Like many other psychological constructs (for example, personality or intelligence), the construct of ‘stress’ lacks a uniformly accepted definition. Literally, the term was borrowed from physics, in which it referred to a force or mechanical pressure that resulted in strain upon a particular structure. For example, a professional diver creates stress on a diving board in his or her approach to it; the flexibility of the diving board in response to the stress of his or her action represents strain. In this usage, stress leads to strain, with stress serving as a stimulus and strain as the response. This logic, however, has not been consistently followed in the translation of the term ‘stress’ from physics to psychology. Statements like “you are stressing me out” or “my job is causing me a lot of stress,” seem to use the term ‘stress’ as a response rather than a stimulus.
For purposes of clarity, it is probably best to differentiate between the use of the term ‘stress’ to refer to an environmental stimulus and its use to refer to the body’s response to that stimulus. Let’s call stimuli related to stress stressors, and the body’s response to stress the stress response. Given this distinction, events like job stress, traffic jams, interpersonal conflict, being pestered by telemarketers, and daily hassles represent stressors, while autonomic nervous system arousal, insomnia, worry and anxiety, and social withdrawal represent stress responses.
Although it has been helpful to distinguish stressors as either physical (change in temperature, posture, or physical activity) or psychological (threat to self-esteem or safety) in nature (Lovallo, 1997), the body’s response to them is often quite similar.
Conceptually, it is useful to differentiate stress responses into physiological, cognitive, affective, and behavioral (see Table 3.1). Physiological responses include the various components of the fight-flight response system of the autonomic nervous system outlined in section 1 in addition to muscle tension, a manifestation of the somatic nervous system. In a synchronized response to a particular stressor, pupils dilate, blood flow is redistributed to the muscles and brain, heart rate increases, respiration rate increases, and the neuroendocrine system releases catecholamines and cortisol into the bloodstream (see Table 3.2).
Neuroendocrine responses lead to a compromised immunologic status, leaving the body less able to resist infection by bacteria, viruses, and fungi (Lovallo, 1997). Cognitive stress responses include increased worry, maladaptive catastrophic thinking, and rumination, coupled with decreased concentration and information processing (blocked thoughts). Depression, anxiety, and anger constitute some affective stress responses, and social withdrawal, behavioral avoidance, substance use and abuse, irritability, and aggression are possible behavioral stress responses.

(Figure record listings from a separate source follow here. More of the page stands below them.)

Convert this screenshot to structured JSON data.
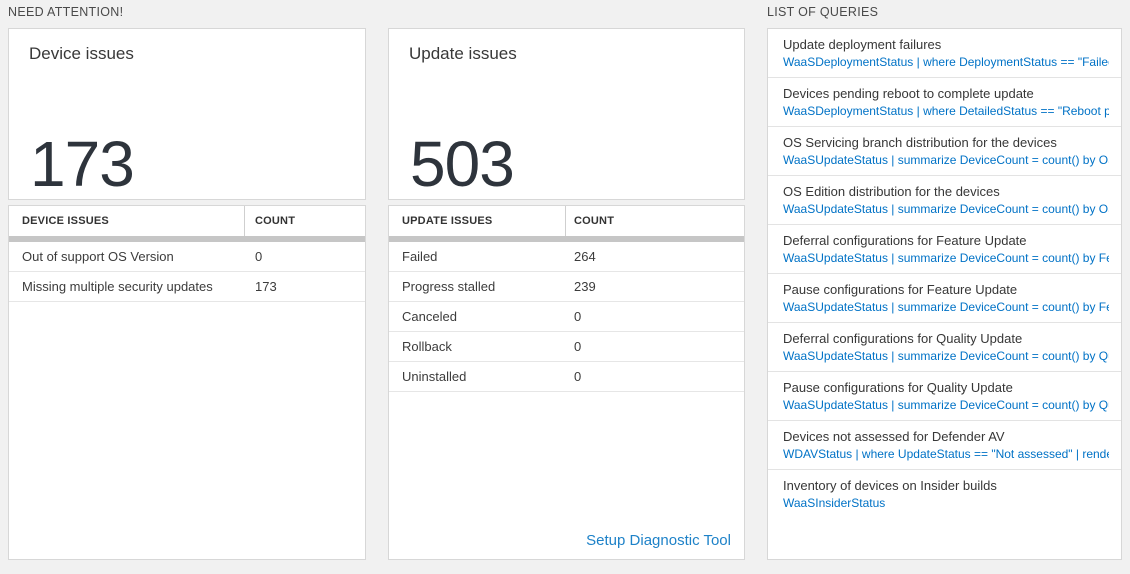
{
  "colors": {
    "page_background": "#f1f1f1",
    "card_background": "#ffffff",
    "card_border": "#d7d7d7",
    "big_number": "#2e343c",
    "query_link_blue": "#0072c6",
    "footer_link_blue": "#1e82c8",
    "scroll_track_gray": "#c6c6c6"
  },
  "need_attention": {
    "header": "NEED ATTENTION!",
    "cards": [
      {
        "title": "Device issues",
        "big_number": "173",
        "table": {
          "columns": [
            "DEVICE ISSUES",
            "COUNT"
          ],
          "rows": [
            [
              "Out of support OS Version",
              "0"
            ],
            [
              "Missing multiple security updates",
              "173"
            ]
          ]
        }
      },
      {
        "title": "Update issues",
        "big_number": "503",
        "table": {
          "columns": [
            "UPDATE ISSUES",
            "COUNT"
          ],
          "rows": [
            [
              "Failed",
              "264"
            ],
            [
              "Progress stalled",
              "239"
            ],
            [
              "Canceled",
              "0"
            ],
            [
              "Rollback",
              "0"
            ],
            [
              "Uninstalled",
              "0"
            ]
          ]
        },
        "footer_link": "Setup Diagnostic Tool"
      }
    ]
  },
  "queries": {
    "header": "LIST OF QUERIES",
    "items": [
      {
        "title": "Update deployment failures",
        "query": "WaaSDeploymentStatus | where DeploymentStatus == \"Failed\" |..."
      },
      {
        "title": "Devices pending reboot to complete update",
        "query": "WaaSDeploymentStatus | where DetailedStatus == \"Reboot pend..."
      },
      {
        "title": "OS Servicing branch distribution for the devices",
        "query": "WaaSUpdateStatus | summarize DeviceCount = count() by OSSer..."
      },
      {
        "title": "OS Edition distribution for the devices",
        "query": "WaaSUpdateStatus | summarize DeviceCount = count() by OSEdit..."
      },
      {
        "title": "Deferral configurations for Feature Update",
        "query": "WaaSUpdateStatus | summarize DeviceCount = count() by Featur..."
      },
      {
        "title": "Pause configurations for Feature Update",
        "query": "WaaSUpdateStatus | summarize DeviceCount = count() by Featur..."
      },
      {
        "title": "Deferral configurations for Quality Update",
        "query": "WaaSUpdateStatus | summarize DeviceCount = count() by Qualit..."
      },
      {
        "title": "Pause configurations for Quality Update",
        "query": "WaaSUpdateStatus | summarize DeviceCount = count() by Qualit..."
      },
      {
        "title": "Devices not assessed for Defender AV",
        "query": "WDAVStatus | where UpdateStatus == \"Not assessed\" | render ta..."
      },
      {
        "title": "Inventory of devices on Insider builds",
        "query": "WaaSInsiderStatus"
      }
    ]
  }
}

It is generally recognized that these various response systems are interrelated in some way so that increases in one response system affect responses in the three remaining systems.
It is also important to differentiate short-term, or acute, stress responses, from longer-term, or chronic, stress responses. A single stress-filled encounter is extremely unlikely to result in an enduring medical problem like a peptic ulcer, asthma, or cardiovascular disease. As has been widely reported, however, there are recognized associations between life stressors and a variety of chronic medical disease endpoints, including cancer (Anderson, 2002), coronary heart disease (Rozanski, Blumenthal, and Kaplan, 1999), diabetes mellitus (Cox and GonderFrederick, 1991), gastrointestinal disturbances (Duffy et al., 1991; Levenstein, 2002), and skin diseases (House et al., 1979), among others (Caplan et al., 1975; Cobb and Rose, 1973). Because these chronic health problems develop over periods of time as long as years or even decades and the physiological changes that occur during this period occur gradually, it is generally believed that these chronic stress responses evolve from acute stress responses that occur either too frequently or at too great an intensity. In other words, chronic stress responses could be prevented if acute stress responses to environmental stressors never happened in the first place.
The exact mechanism involved in the transition from acute to chronic stress responses is a matter of debate. While some investigators have focused on the causal relations among acute physiological responses and chronic diseases (McEwen and Stellar, 1993), others have highlighted the direct link between various acute behavioral stress responses (for example, smoking or substance use) and chronic diseases (Cohen and Rodriquez, 1995). In the case of cardiovascular disease, for example, exaggerated acute physiological responses (Krantz and Manuck, 1984), acute behavioral responses like smoking and leading a sedentary life (Paffenbarger et al., 1986), and the acute affective response of depression (Rozanski et al., 1999) have all been implicated as factors contributing to the development of atherosclerosis. It is evident in relations like these that multiple causal factors are likely to be involved in explaining how acute stress responses lead to specific chronic stress responses. Several theories regarding the mechanisms responsible for mediating the relation between a psychological construct like stress and actual physiological tissue damage have been examined and have received some empirical support.